A large population of strongly lensed faint submillimetre galaxies in future dark energy surveys inferred from JWST imaging

Kavli Affiliate: Luis C. Ho

| First 5 Authors: James Pearson, Stephen Serjeant, Wei-Hao Wang, Zhen-Kai Gao, Arif Babul

| Summary:

Bright galaxies at sub-millimetre wavelengths from Herschel are now well
known to be predominantly strongly gravitationally lensed. The same models that
successfully predicted this strongly lensed population also predict about one
percent of faint $450{mu}$m-selected galaxies from deep JCMT surveys will also
be strongly lensed.
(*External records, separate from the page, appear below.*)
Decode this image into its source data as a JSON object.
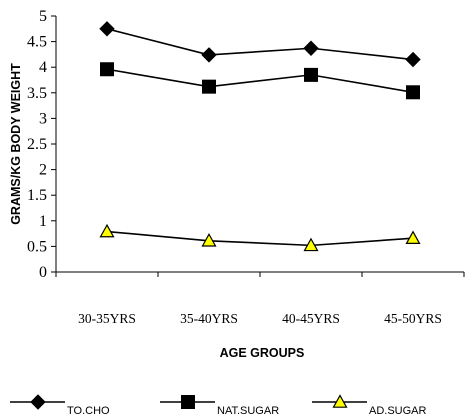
{
  "chart_data": {
    "type": "line",
    "categories": [
      "30-35YRS",
      "35-40YRS",
      "40-45YRS",
      "45-50YRS"
    ],
    "series": [
      {
        "name": "TO.CHO",
        "values": [
          4.75,
          4.24,
          4.37,
          4.15
        ],
        "marker": "diamond",
        "color": "#000000"
      },
      {
        "name": "NAT.SUGAR",
        "values": [
          3.96,
          3.62,
          3.85,
          3.51
        ],
        "marker": "square",
        "color": "#000000"
      },
      {
        "name": "AD.SUGAR",
        "values": [
          0.79,
          0.61,
          0.52,
          0.66
        ],
        "marker": "triangle",
        "color": "#000000",
        "fill": "#ffff00"
      }
    ],
    "xlabel": "AGE GROUPS",
    "ylabel": "GRAMS/KG BODY WEIGHT",
    "ylim": [
      0,
      5
    ],
    "yticks": [
      "0",
      "0.5",
      "1",
      "1.5",
      "2",
      "2.5",
      "3",
      "3.5",
      "4",
      "4.5",
      "5"
    ],
    "grid": false,
    "legend_position": "bottom"
  }
}
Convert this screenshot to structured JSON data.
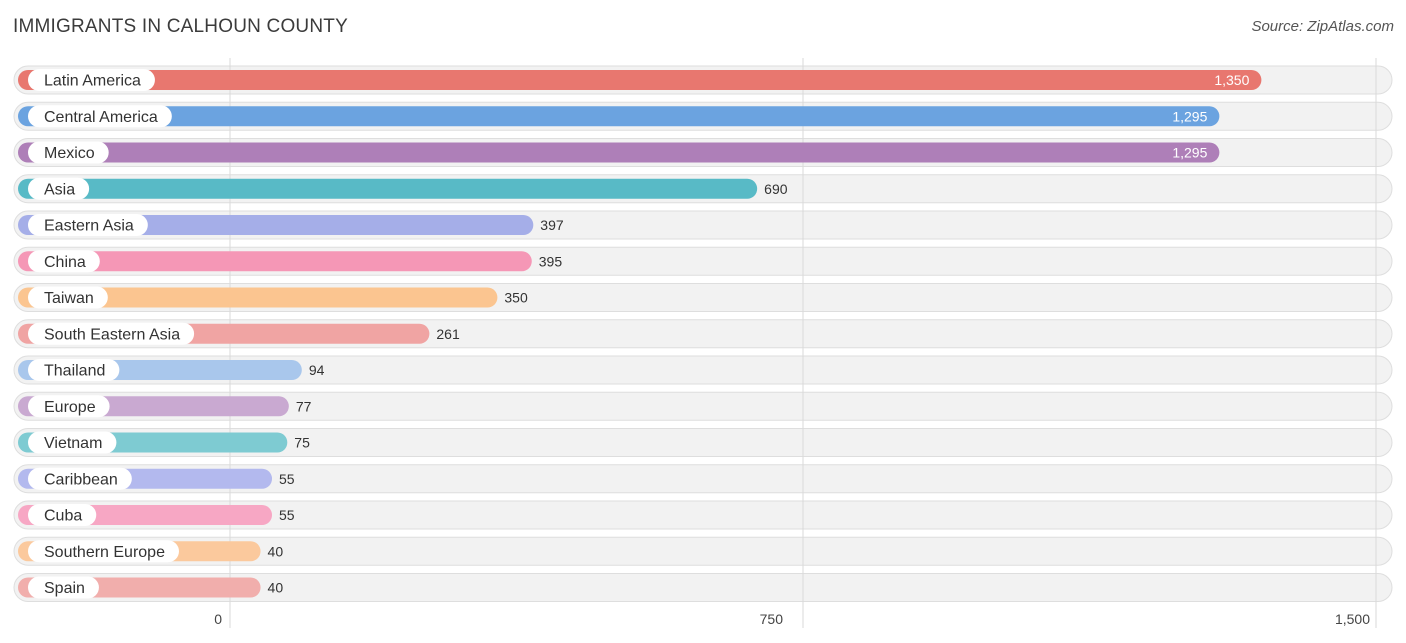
{
  "header": {
    "title": "IMMIGRANTS IN CALHOUN COUNTY",
    "source": "Source: ZipAtlas.com"
  },
  "chart_data": {
    "type": "bar",
    "orientation": "horizontal",
    "title": "IMMIGRANTS IN CALHOUN COUNTY",
    "categories": [
      "Latin America",
      "Central America",
      "Mexico",
      "Asia",
      "Eastern Asia",
      "China",
      "Taiwan",
      "South Eastern Asia",
      "Thailand",
      "Europe",
      "Vietnam",
      "Caribbean",
      "Cuba",
      "Southern Europe",
      "Spain"
    ],
    "values": [
      1350,
      1295,
      1295,
      690,
      397,
      395,
      350,
      261,
      94,
      77,
      75,
      55,
      55,
      40,
      40
    ],
    "value_labels": [
      "1,350",
      "1,295",
      "1,295",
      "690",
      "397",
      "395",
      "350",
      "261",
      "94",
      "77",
      "75",
      "55",
      "55",
      "40",
      "40"
    ],
    "colors": [
      "#e8776f",
      "#6ba3e0",
      "#ae7fb8",
      "#58bac6",
      "#a5aee8",
      "#f597b6",
      "#fbc590",
      "#f0a4a3",
      "#a9c7ec",
      "#c9a9d1",
      "#7ecbd2",
      "#b3b9ee",
      "#f7a7c4",
      "#fbc99d",
      "#f1aeac"
    ],
    "xlim": [
      0,
      1500
    ],
    "xticks": [
      0,
      750,
      1500
    ],
    "xtick_labels": [
      "0",
      "750",
      "1,500"
    ],
    "grid": true
  }
}
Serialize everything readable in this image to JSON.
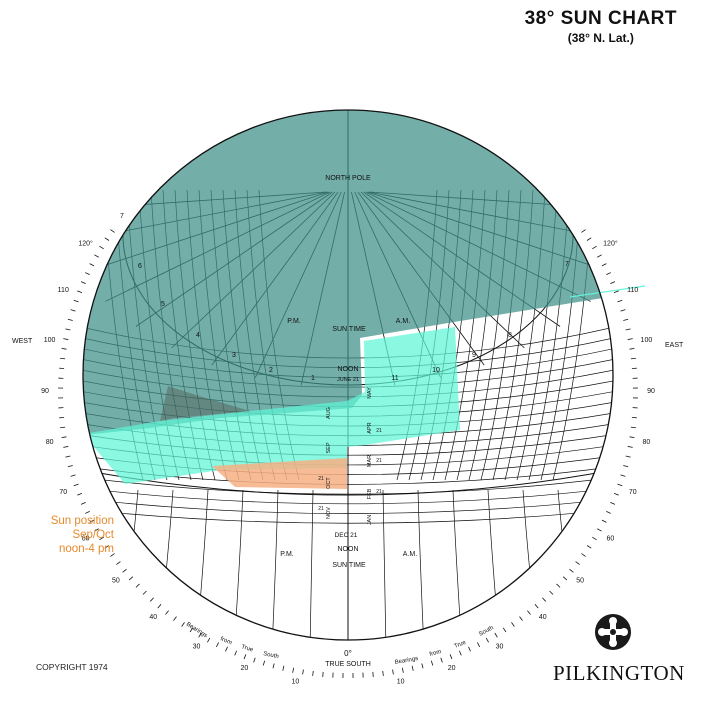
{
  "title": "38° SUN CHART",
  "subtitle": "(38° N. Lat.)",
  "labels": {
    "north_pole": "NORTH POLE",
    "sun_time": "SUN TIME",
    "pm": "P.M.",
    "am": "A.M.",
    "noon": "NOON",
    "west": "WEST",
    "east": "EAST",
    "true_south": "TRUE SOUTH",
    "bearings": "Bearings",
    "from": "from",
    "true": "True",
    "south": "South",
    "dec21": "DEC 21",
    "june21": "JUNE 21"
  },
  "hours_am": [
    "11",
    "10",
    "9",
    "8",
    "7"
  ],
  "hours_pm": [
    "1",
    "2",
    "3",
    "4",
    "5",
    "6",
    "7"
  ],
  "months": [
    "MAY",
    "APR",
    "MAR",
    "FEB",
    "JAN",
    "AUG",
    "SEP",
    "OCT",
    "NOV"
  ],
  "date_marks": [
    "21",
    "21",
    "21",
    "21",
    "21"
  ],
  "bearing_ticks_left": [
    "120°",
    "110",
    "100",
    "90",
    "80",
    "70",
    "60",
    "50",
    "40",
    "30",
    "20",
    "10"
  ],
  "bearing_ticks_right": [
    "120°",
    "110",
    "100",
    "90",
    "80",
    "70",
    "60",
    "50",
    "40",
    "30",
    "20",
    "10"
  ],
  "zero": "0°",
  "annotation": [
    "Sun position",
    "Sep/Oct",
    "noon-4 pm"
  ],
  "copyright": "COPYRIGHT 1974",
  "brand": "PILKINGTON",
  "colors": {
    "shade": "#3f8f88",
    "cyan": "#5ef5d6",
    "orange": "#f6b084",
    "annotation": "#e58a2e"
  }
}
Follow-up ALMA campaigns have so far found one potential
lens candidate, but without clear compelling evidence e.g. from lensing arcs.
Here we report the discovery of a compelling gravitational lens system
confirming the lensing population predictions, with a $z_{s} = 3.4 {pm} 0.4$
submm source lensed by a $z_{spec} = 0.360$ foreground galaxy within the COSMOS
field, identified through public JWST imaging of a $450{mu}$m source in the
SCUBA-2 Ultra Deep Imaging EAO Survey (STUDIES) catalogue. These systems will
typically be well within the detectable range of future wide-field surveys such
as Euclid and Roman, and since sub-millimetre galaxies are predominantly very
red at optical/near-infrared wavelengths, they will tend to appear in
near-infrared channels only. Extrapolating to the Euclid-Wide survey, we
predict tens of thousands of strongly lensed near-infrared galaxies. This will
be transformative for the study of dusty star-forming galaxies at cosmic noon,
but will be a contaminant population in searches for strongly lensed
ultra-high-redshift galaxies in Euclid and Roman.